Abe Voelker's blog Programming stuff, mainly

Longchar sucks. Introducing BigCharacter

4 minute read

Now that I’ve got your attention, let me say this: LONGCHAR doesn’t always suck. But, it definitely does suck sometimes

The Bug

Here’s an example. How long does it take for this code to complete on your system?

DEF VAR lc AS LONGCHAR NO-UNDO.
DEF VAR i  AS INT      NO-UNDO.

DO i=1 TO 1000000:
  lc = lc + STRING(i).
  IF i MOD 100 EQ 0 THEN
    STATUS DEFAULT STRING(i).
END.

On the 4-CPU / 8GiB RAM Unix server I ran it on, it took 3 1/2 hours! It started rather quickly, but once it hit ~ 100K records it started to slow down quite a bit. This issue is documented in ProKB #P101079, and according to Progress is “expected behavior” due to the STRING(i) being an implicit cast to LONGCHAR, which is supposedly a “resource consuming” operation. To me, this doesn’t really add up, since when you run the above code, it does go really fast for at least the first 100K records. If that explanation was true, then wouldn’t the operation be consistently slow, and not start out really fast and then slow down? Not like the explanation really matters too much - the operation is slow nonetheless.

This bug is harmful to me mostly due to the heavy use of CHAR-to-LONGCHAR appending in my ExcelABL classes. This is a needed operation when I have to serialize many objects (Cells) into a flat chunk of memory (a LONGCHAR in their parent Worksheet). The reason for the serialization is because Progress allocates a very large amount of space for objects, and without flattening them into the smallest amount of space possible (when the number of objects reaches a certain threshold), one would run out of memory for even moderately sized Excel Worksheets. Basically, directly due to this bug, the creation of large Excel documents can take an unnecessarily long amount of time.

A Proposed Solution

I have created a new datatype called BigCharacter (the source of which is linked for your convenience) that I hope will address some of the shortcomings of the LONGCHAR datatype. Even though it will not be quite a “drop-in” replacement since Progress doesn’t allow operator overloading and there is no garbage collection (well, not in 10.1C anyway), I hope it can still be considered a useful alternative for some cases.

Here is the same test from above, instead performed using BigCharacter:

DEF VAR objbc AS BigCharacter NO-UNDO.
DEF VAR i     AS INT          NO-UNDO.

objbc = NEW BigCharacter().
DO i=1 TO 1000000:
  objbc:append(STRING(i)).
  IF i MOD 100 EQ 0 THEN
    STATUS DEFAULT STRING(i).
END.

FINALLY:
  IF VALID-OBJECT(objbc) THEN
    DELETE OBJECT objbc NO-ERROR.
END.

On my system, this test finished in under two minutes!

BigCharacter’s speed advantage in the above test is due to its strict use of primitive CHARACTER variables at its core, which do not suffer from the performance penalty of CHARACTER-to-LONGCHAR append operations referenced above.
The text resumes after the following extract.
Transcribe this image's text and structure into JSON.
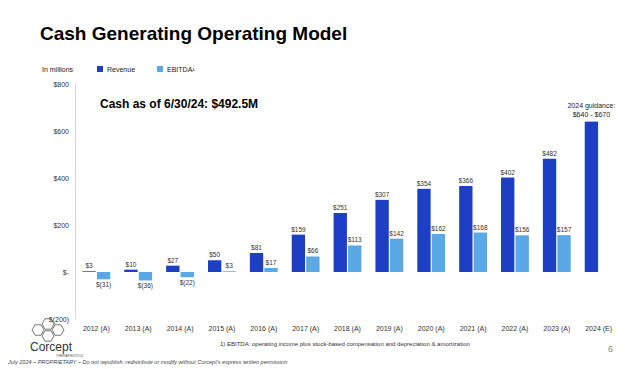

All dynamic allocation of CHARACTER data is handled by the class structure without the user having to know the details.

Caveats

This code is definitely a work-in-progress and there are a few kinks I have yet to work out… I might end up gutting most of the internals and changing how things work completely. However, I have tried to structure the BigCharacter public method signatures in a way so that future improvements should be backwards-compatible with any code that uses the current version (no re-compile required). Here are some known and theoretical issues:

  • My original, naïve implementation was only a single class which basically wrapped CHARACTER variables in a temp-table. Unfortunately, this caused errors that prompted me to increase my session -s parameter (the stack space ceiling). This has since been corrected with a new design.
  • My current implementation is basically a wrapper around the original naïve implementation, which can essentially be thought of as a master temp-table of CHARACTER temp-tables. Unfortunately, for relatively large amounts of data, it prompts the user to increase the session -l parameter. After reading Progress Knowledgebase #P116899, I think this might have to do with leaving a lot of CharBlock ttChar buffers open. A quick fix might be to RELEASE these buffers when I am done with them.
  • Writing to a file/disk is much slower than LONGCHAR for relatively large amounts of data. My guess is that the temp-tables are being paged to disk without me knowing it, and when I am trying to write their values out to file I have to re-read them in to memory before writing them back out to disk again. Since I can’t really control how temp-tables are stored internally, the only way to get around this is to stop using temp-tables all together. I would like to explore using work-tables or indeterminate arrays as an alternative; the big advantage of these are that they should stay strictly in-memory.
  • Progress’s hard limit of 32,000 indexes per session. Since each CharBlock (and BigCharacter) needs its own temp-table, this imposes a limit on the maximum size and number of BigCharacters in a session. Like the above issue, the only way to really get around this is to get rid of the usage of temp-tables internally in the classes.